Blame it on my roommate making too many Cinderella references during our last writing workshop, but I’ve got this song stuck in my head and it won’t go away. I suppose that’s appropriate, songs being so much like dreams, both the wonderful and terrible ones. They get stuck on repeat, playing over and over no matter how you try to ignore them. Or maybe that’s just me.
There’s a dream I’ve been having for years. It is very much a wish that my heart made, if not while I was sleeping, then at the very least when I wasn’t paying attention, when I was busy reading articles and sending e-mails, making dinner, running errands and wondering if I was doing it all wrong. Somewhere in the chaos of that, the dream took root. Now it won’t go away.
I’ve tried to find a suitable replacement—another dream, a new activity. At times I get so busy or excited or distracted by small things that I really do think I’ve solved the problem and forgotten the dream altogether. But then I fall asleep. And while my brain is forming memories, my synapses firing without any supervision whatsoever, my subconscious sneaks a side conversation with my heart and together they come up with these beautiful imagined scenes that are so real and true and wonderful that I still believe they’re possible days and weeks later. Even after I wake up and check my phone. After I try desperately hard to fall back asleep into a world that works the way I wish it would.
I don’t get angry with my heart. I don’t reprimand my subconscious for doing what it does. But I do get more than a little frustrated. I expect them to be better behaved. To listen when I explain the facts of reality. But they don’t seem to hear me. And their outburst of dreams can distract me for days.
“You don’t understand,” I tell my roommate as we speed down the freeway from Moraga to Oakland. “The things that I want are just so good. I get so excited thinking about them I can’t focus on anything else.”
My roommate gives me a half-smile and releases a sigh. This is nothing new. He knows how delusional I can be, knows how strongly I’m ruled by my feelings.
“And you know, it’s totally possible,” I continue. “Everything I want and imagine is absolutely completely possible.”
“It’s just never going to happen.”
This last line I say because I know I need to say it. I need to keep telling myself that reality is what happens when I’m awake—grinding coffee and buying bananas and getting gas and making my bed.
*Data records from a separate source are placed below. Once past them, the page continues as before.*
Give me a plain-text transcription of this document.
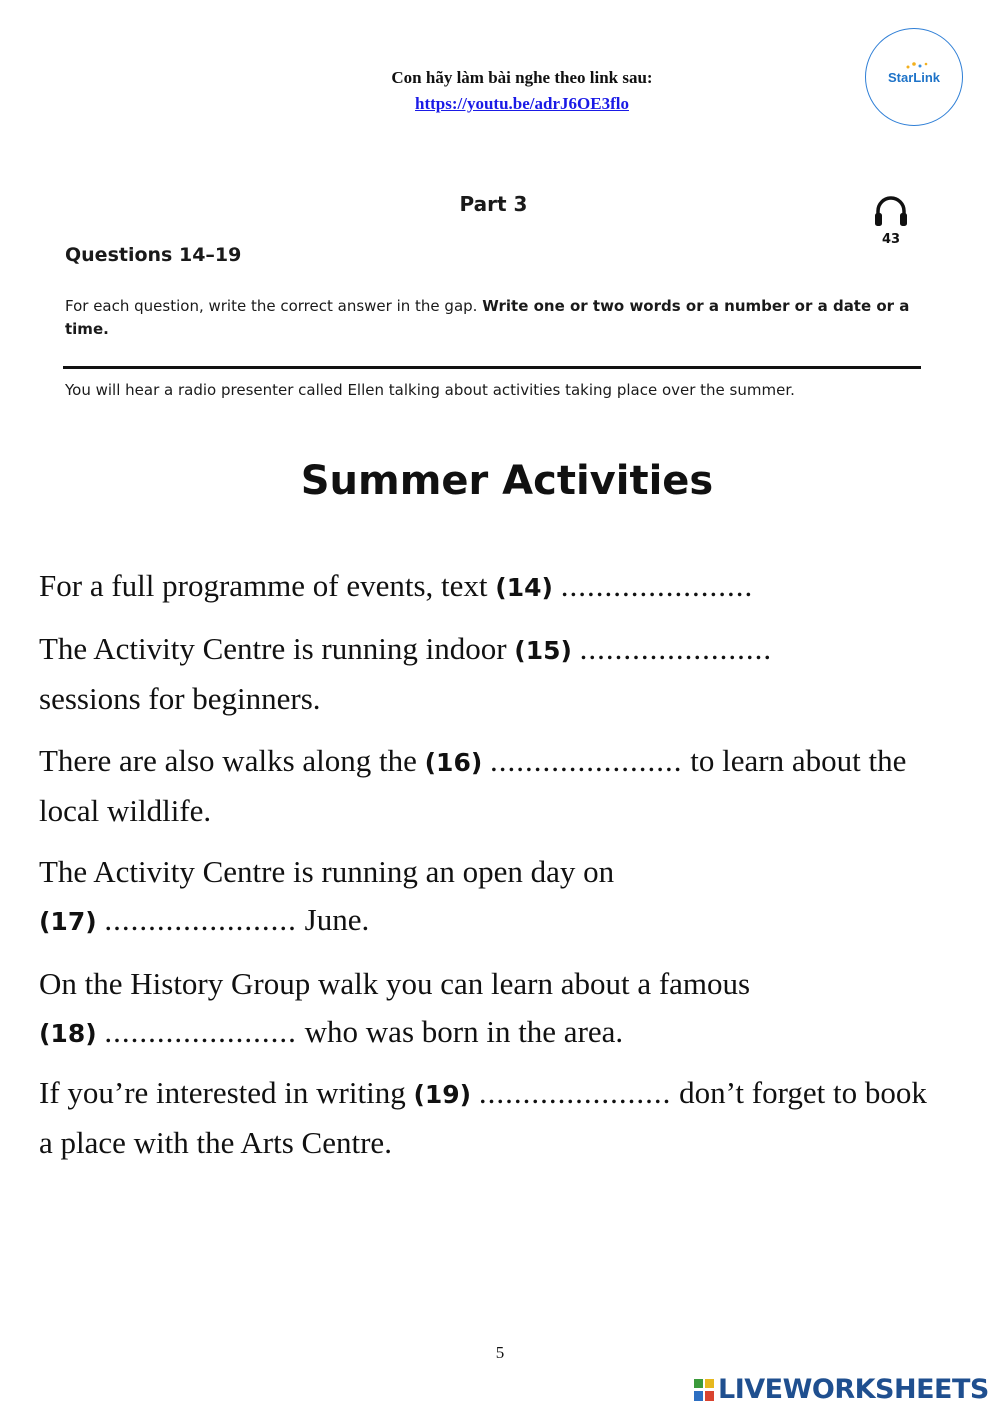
Con hãy làm bài nghe theo link sau:
https://youtu.be/adrJ6OE3flo
StarLink
Part 3
43
Questions 14–19
For each question, write the correct answer in the gap. Write one or two words or a number or a date or a time.
You will hear a radio presenter called Ellen talking about activities taking place over the summer.
Summer Activities
For a full programme of events, text (14) ......................
The Activity Centre is running indoor (15) ......................
sessions for beginners.
There are also walks along the (16) ...................... to learn about the local wildlife.
The Activity Centre is running an open day on
(17) ...................... June.
On the History Group walk you can learn about a famous
(18) ...................... who was born in the area.
If you’re interested in writing (19) ...................... don’t forget to book a place with the Arts Centre.
5
LIVEWORKSHEETS
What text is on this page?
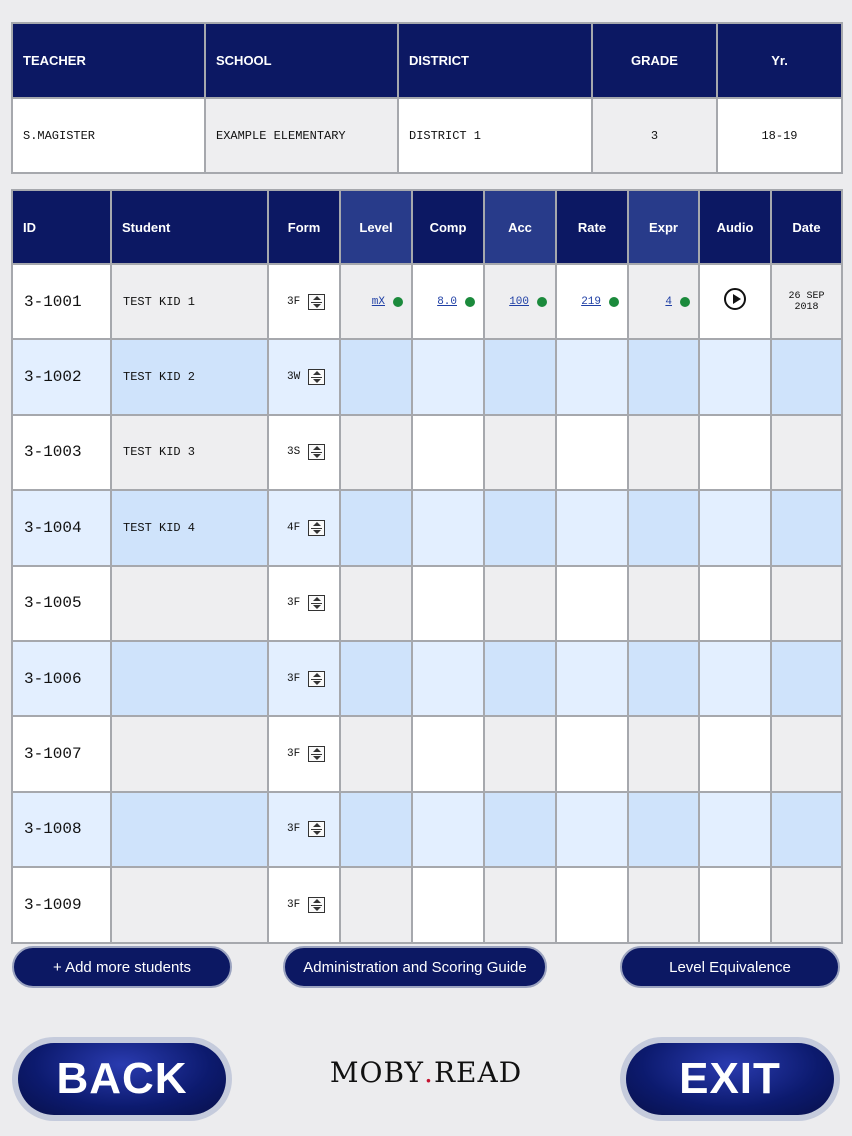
TEACHER	SCHOOL	DISTRICT	GRADE	Yr.
S.MAGISTER	EXAMPLE ELEMENTARY	DISTRICT 1	3	18-19
ID	Student	Form	Level	Comp	Acc	Rate	Expr	Audio	Date
3-1001	TEST KID 1	3F	mX	8.0	100	219	4		26 SEP
2018

3-1002	TEST KID 2	3W							

3-1003	TEST KID 3	3S							

3-1004	TEST KID 4	4F							

3-1005		3F							

3-1006		3F							

3-1007		3F							

3-1008		3F							

3-1009		3F							

+ Add more students	Administration and Scoring Guide	Level Equivalence
BACK	EXIT
MOBY . READ
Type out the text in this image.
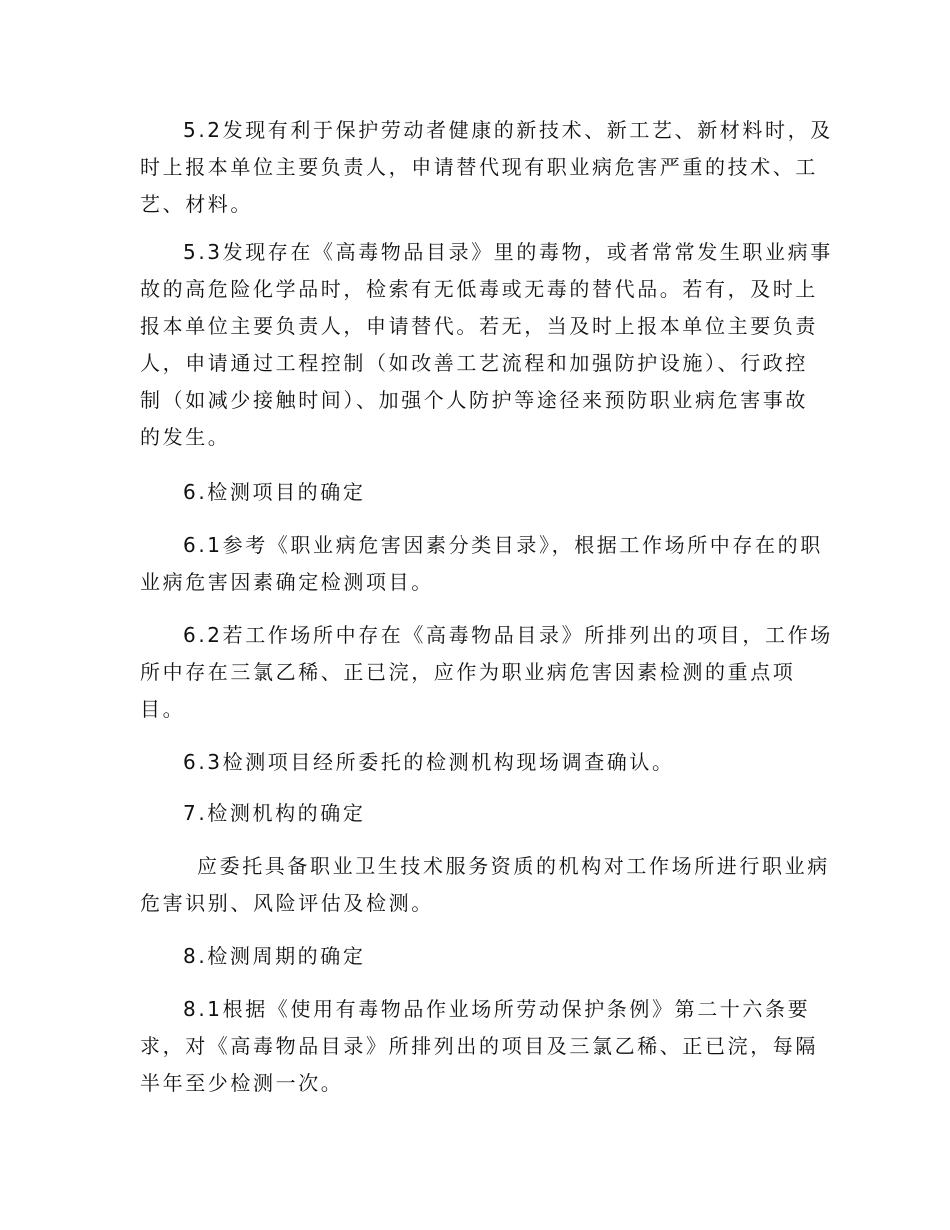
5.2发现有利于保护劳动者健康的新技术、新工艺、新材料时，及
时上报本单位主要负责人，申请替代现有职业病危害严重的技术、工
艺、材料。
5.3发现存在《高毒物品目录》里的毒物，或者常常发生职业病事
故的高危险化学品时，检索有无低毒或无毒的替代品。若有，及时上
报本单位主要负责人，申请替代。若无，当及时上报本单位主要负责
人，申请通过工程控制（如改善工艺流程和加强防护设施）、行政控
制（如减少接触时间）、加强个人防护等途径来预防职业病危害事故
的发生。
6.检测项目的确定
6.1参考《职业病危害因素分类目录》，根据工作场所中存在的职
业病危害因素确定检测项目。
6.2若工作场所中存在《高毒物品目录》所排列出的项目，工作场
所中存在三氯乙稀、正已浣，应作为职业病危害因素检测的重点项
目。
6.3检测项目经所委托的检测机构现场调查确认。
7.检测机构的确定
应委托具备职业卫生技术服务资质的机构对工作场所进行职业病
危害识别、风险评估及检测。
8.检测周期的确定
8.1根据《使用有毒物品作业场所劳动保护条例》第二十六条要
求，对《高毒物品目录》所排列出的项目及三氯乙稀、正已浣，每隔
半年至少检测一次。
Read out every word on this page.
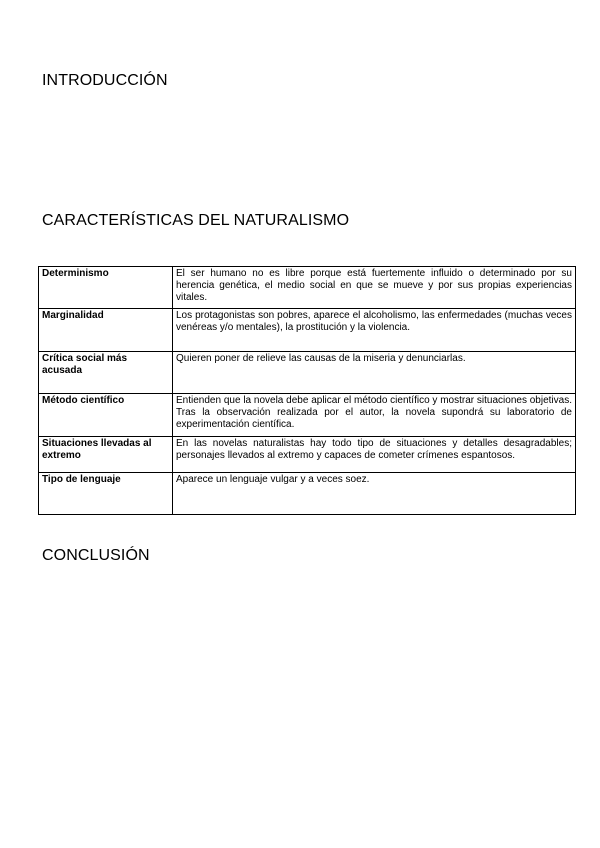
INTRODUCCIÓN
CARACTERÍSTICAS DEL NATURALISMO
Determinismo	El ser humano no es libre porque está fuertemente influido o determinado por su herencia genética, el medio social en que se mueve y por sus propias experiencias vitales.
Marginalidad	Los protagonistas son pobres, aparece el alcoholismo, las enfermedades (muchas veces venéreas y/o mentales), la prostitución y la violencia.
Crítica social más acusada	Quieren poner de relieve las causas de la miseria y denunciarlas.
Método científico	Entienden que la novela debe aplicar el método científico y mostrar situaciones objetivas. Tras la observación realizada por el autor, la novela supondrá su laboratorio de experimentación científica.
Situaciones llevadas al extremo	En las novelas naturalistas hay todo tipo de situaciones y detalles desagradables; personajes llevados al extremo y capaces de cometer crímenes espantosos.
Tipo de lenguaje	Aparece un lenguaje vulgar y a veces soez.
CONCLUSIÓN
A dream may help get me through the day-to-day, but a dream is just a dream.
It’s just after sunset on a cool Monday evening and my friend Juliana has asked me over for dinner. I marvel at her spacious apartment with its sunroom and fireplace and big empty blocks of open. I’ve never seen a home kept so clean. We are on opposite ends of an enamel-colored couch. It is quiet—too quiet—and I’m trying to think of a topic of conversation. Juliana beats me to it.
“What is your biggest dream?” she asks her almond-shaped eyes dark and expectant.
The question is more than I anticipated. I give her a deer-in-headlights stare, then inhale deeply, like I’m searching for the answer.
“I don’t know,” I say, wondering how I’m going to bat back the conversation. “Do you know your biggest dream?”
She does. She goes on to tell me about wanting to design her own clothing line, and as I smile and nod and listen to the details, in the back of my mind the wheels are turning. I sift through my heap of dreams, looking for the biggest one, thinking the answer should be obvious. But it isn’t.
What makes a dream big? I wonder. Is my biggest dream the one that has the greatest impact on the largest number of people?
Is it my highest aspiration? The dream that would bring the most notoriety?
Is it the dream I’ve held the longest? Or the one I’m most hesitant to share?
Is my biggest dream the one that is the most implausible? Or is it the dream that is the deepest hope of my heart? The dream that eclipses all other dreams in my small sliver of life?
Is the biggest dream the best dream?
As I keep searching for an answer, I remember the dream I’d been obsessed with a few months earlier. The one I tried repressing and replacing and forgetting altogether. It is still there in my heart, buried somewhere between “teaching English in Prague,” “finishing a PhD,” and “being in a Broadway musical.” I have made no progress in attaining it.
I think again of that song from Cinderella, the one that promises your dreams will come true if you keep believing them. I wish I could affirm that adage and proclaim with assurance that all a dream requires is your deepest greatest hope and faith. But sometimes that isn’t enough. Some dreams need more than hope.
I have been advised to dream differently—more attainably, more realistically. But that has never felt like the answer to heartache. Some dreams may not be meant to come true. Many will never be realized. But just because a dream isn’t realized, doesn’t mean it is wasted.
I believe that we are eternal, that our spirits are bigger than the bodies that hold them. And if this is the case, then I suppose I shouldn’t be surprised when I dream dreams that won’t be realized in my lifetime or at all, dreams that require divine intervention.
Dreams may have more to do with finding heartache than losing it. But somewhere in the tension between sleep and awake—the push and pull of what is and what should be, what we have and what we want—there are lessons to learn and purpose to find. Feasible or not, the wish that your heart makes—whether it is for the arrival of Prince Charming or the realization of a reconciled world—is one that deserves to be carried and shared.